WHat do you feed? Have you tested your phosphates? - I feed 1 to 1/2 cubes every other day with 3 spoons reef chili (1 spoon is intended for 20 gallons of water)

What type of lighting do you have, and how long do you run them? - I have 2 TaoTronic LED fixtures 120W each (30x3x blues/25x3w whites) - Blues run 4PM-12AM (8 hours) / Whites run 5pm-11pm (6 hours) - The whites are on the lowest dimmable setting possible(still pretty bright and corals are really doing well at the setting))

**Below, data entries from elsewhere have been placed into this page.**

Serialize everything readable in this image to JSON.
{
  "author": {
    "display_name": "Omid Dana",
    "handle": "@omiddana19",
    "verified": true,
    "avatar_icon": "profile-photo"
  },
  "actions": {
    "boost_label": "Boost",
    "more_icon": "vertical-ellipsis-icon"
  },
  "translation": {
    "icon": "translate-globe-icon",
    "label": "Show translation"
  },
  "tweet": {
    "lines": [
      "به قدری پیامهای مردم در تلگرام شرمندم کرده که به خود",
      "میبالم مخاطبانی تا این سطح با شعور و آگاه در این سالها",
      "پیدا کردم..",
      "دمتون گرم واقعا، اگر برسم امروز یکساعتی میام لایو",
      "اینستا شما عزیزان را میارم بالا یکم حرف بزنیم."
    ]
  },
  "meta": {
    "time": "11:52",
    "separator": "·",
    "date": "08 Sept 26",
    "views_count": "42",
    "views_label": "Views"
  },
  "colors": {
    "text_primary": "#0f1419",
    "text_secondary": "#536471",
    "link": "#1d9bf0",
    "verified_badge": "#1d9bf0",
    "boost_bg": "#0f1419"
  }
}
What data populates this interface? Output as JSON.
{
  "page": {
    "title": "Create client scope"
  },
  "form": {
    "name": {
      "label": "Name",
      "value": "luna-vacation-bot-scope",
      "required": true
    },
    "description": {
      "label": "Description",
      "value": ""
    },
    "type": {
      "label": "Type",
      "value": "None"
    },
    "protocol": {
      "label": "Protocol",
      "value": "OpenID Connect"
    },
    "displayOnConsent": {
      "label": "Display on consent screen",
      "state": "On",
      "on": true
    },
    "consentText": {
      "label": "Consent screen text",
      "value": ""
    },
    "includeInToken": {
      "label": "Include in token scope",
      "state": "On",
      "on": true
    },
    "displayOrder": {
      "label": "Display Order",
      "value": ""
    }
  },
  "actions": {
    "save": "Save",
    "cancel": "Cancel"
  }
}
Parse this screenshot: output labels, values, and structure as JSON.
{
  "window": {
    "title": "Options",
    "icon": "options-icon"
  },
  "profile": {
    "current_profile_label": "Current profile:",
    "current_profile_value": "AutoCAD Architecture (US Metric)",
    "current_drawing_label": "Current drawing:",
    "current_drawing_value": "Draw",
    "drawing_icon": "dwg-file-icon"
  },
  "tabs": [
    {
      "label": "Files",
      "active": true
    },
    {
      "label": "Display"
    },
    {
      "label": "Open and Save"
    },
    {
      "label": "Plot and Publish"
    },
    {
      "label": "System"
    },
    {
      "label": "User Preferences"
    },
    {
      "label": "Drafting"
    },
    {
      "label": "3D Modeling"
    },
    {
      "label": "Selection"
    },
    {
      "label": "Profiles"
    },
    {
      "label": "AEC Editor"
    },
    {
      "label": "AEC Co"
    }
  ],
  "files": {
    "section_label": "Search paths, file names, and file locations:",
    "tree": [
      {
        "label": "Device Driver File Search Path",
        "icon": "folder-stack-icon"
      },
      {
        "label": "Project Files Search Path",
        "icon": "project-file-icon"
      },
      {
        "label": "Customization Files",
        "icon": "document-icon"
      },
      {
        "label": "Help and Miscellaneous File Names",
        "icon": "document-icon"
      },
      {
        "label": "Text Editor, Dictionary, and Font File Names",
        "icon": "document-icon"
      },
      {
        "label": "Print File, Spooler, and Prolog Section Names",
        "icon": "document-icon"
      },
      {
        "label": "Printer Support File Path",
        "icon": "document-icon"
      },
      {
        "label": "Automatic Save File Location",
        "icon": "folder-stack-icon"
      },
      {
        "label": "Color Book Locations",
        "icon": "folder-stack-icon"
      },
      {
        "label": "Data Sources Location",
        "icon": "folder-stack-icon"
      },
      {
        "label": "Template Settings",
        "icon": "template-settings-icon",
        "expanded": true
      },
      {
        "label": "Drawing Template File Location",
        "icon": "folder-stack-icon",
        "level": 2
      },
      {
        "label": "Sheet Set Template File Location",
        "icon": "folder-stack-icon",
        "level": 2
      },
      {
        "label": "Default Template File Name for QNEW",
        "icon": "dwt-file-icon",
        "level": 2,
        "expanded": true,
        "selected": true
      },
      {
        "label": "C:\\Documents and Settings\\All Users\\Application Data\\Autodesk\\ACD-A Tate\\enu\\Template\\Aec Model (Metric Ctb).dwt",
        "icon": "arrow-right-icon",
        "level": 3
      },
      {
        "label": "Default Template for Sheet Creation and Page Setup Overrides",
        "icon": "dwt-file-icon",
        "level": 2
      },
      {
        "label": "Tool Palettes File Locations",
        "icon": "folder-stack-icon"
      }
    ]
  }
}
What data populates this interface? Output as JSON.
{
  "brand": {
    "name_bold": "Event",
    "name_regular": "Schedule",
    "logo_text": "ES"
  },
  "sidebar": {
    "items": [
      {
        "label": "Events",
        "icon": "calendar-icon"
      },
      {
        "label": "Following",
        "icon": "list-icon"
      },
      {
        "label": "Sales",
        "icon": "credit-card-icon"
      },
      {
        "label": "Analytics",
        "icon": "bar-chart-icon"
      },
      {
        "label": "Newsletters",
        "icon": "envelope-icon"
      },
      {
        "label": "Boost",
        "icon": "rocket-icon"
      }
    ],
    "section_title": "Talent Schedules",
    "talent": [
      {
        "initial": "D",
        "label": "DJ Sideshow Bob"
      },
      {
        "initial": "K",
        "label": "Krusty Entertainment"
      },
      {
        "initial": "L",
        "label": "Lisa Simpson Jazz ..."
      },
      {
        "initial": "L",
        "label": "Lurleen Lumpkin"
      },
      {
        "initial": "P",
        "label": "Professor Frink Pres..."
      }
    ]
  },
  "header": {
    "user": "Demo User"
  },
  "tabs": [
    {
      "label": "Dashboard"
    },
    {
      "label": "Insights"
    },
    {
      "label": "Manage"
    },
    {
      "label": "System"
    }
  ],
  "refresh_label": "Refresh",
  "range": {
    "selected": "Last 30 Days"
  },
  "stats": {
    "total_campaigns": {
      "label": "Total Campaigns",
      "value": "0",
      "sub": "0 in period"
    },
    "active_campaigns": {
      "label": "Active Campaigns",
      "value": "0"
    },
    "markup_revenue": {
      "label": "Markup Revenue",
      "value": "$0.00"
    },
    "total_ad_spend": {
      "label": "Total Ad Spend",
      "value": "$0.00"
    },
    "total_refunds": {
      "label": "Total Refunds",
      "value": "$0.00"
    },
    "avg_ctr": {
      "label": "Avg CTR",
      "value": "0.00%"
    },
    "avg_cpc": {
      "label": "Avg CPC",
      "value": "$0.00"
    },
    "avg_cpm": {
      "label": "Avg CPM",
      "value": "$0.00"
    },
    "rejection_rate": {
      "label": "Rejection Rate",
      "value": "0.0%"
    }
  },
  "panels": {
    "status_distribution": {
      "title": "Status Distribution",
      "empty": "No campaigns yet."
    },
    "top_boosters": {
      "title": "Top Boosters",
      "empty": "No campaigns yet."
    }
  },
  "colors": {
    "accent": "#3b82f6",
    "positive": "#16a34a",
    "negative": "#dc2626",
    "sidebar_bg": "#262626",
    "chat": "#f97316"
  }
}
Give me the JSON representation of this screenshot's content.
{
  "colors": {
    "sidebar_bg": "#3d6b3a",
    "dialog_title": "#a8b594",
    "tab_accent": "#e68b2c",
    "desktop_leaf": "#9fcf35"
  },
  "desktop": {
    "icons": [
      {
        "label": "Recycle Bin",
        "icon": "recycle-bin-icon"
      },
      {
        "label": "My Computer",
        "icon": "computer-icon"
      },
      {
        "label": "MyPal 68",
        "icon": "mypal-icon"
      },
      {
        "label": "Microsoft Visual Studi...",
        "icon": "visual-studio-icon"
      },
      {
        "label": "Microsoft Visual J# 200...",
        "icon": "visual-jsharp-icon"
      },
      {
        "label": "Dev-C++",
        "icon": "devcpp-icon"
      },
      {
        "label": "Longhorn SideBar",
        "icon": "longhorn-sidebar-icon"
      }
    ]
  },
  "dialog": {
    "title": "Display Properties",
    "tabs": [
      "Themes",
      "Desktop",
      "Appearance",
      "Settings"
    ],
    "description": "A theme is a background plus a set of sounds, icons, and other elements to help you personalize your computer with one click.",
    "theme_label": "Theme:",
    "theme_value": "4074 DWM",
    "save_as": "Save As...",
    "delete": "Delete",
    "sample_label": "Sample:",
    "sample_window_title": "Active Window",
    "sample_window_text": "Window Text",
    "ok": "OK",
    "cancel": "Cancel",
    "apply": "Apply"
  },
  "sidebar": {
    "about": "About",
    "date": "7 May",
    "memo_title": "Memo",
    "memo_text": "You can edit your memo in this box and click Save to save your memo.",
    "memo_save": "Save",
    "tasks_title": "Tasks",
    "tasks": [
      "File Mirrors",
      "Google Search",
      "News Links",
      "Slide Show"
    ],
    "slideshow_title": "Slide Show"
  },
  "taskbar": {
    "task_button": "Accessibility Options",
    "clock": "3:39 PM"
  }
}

You can remove it all you want, but...if you do not find the source of the problem it WILL return....
 

marvelfan

Member
Since I added my algae scrubber back into the mix and I changed out my RO/DI filters the cyano has receded rapidly. My sand i almost complete pure white again. I'm still only feeding once cube every other day and feeding reef chili 2 times a week per instructions. (1 scoop for every 20 gallons).
Corals and fish are doing great. Most of my snails are dead. It seems the hair algae I was seeing has also receded. I may need to supplement algae sheets so they all have something to eat. I haven't had to clean my glass in a week, which is awesome.
 

marvelfan

Member
Went down to do my weekly maintenance and tests lat night and noticed my sand is starting to turn a rusty red again. I think its due to some recent changes to the system.
1. My white sump light burned out last week. I have my red/blue LEDs set up to replace it for now. I figured it would be enough for my cheato, (but maybe not?)
2. My skimmer pump burned out as well. I ordered a replacement Venturi pump, but it just doesn't seem to be working quite as well. Its removing some of the waste, but not nearly to the degree it once did. Unfortunetly I can't get a new Skimmer until November.
Tonight I will try to replace my carbon, readjust my skimmer (if I can) and install a new grow lamp on my cheato.
Any other ideas?
My only other area of concern is that I have hardly any snails left, they are all dying off on me. There is no algae in the tank and I think I may need to suplement something for them to eat as they are not touching the cyano.
It was nice having a pristine looking tank for about a month. here we go again!!!
 

beaslbob

Well-Known Member
Still sounds like you have made good progress.
my usual kill the lights and stop feeding still applies. sometimes you have to do it a few times until you find the combination of lighting and feeding that keeps the cyano away.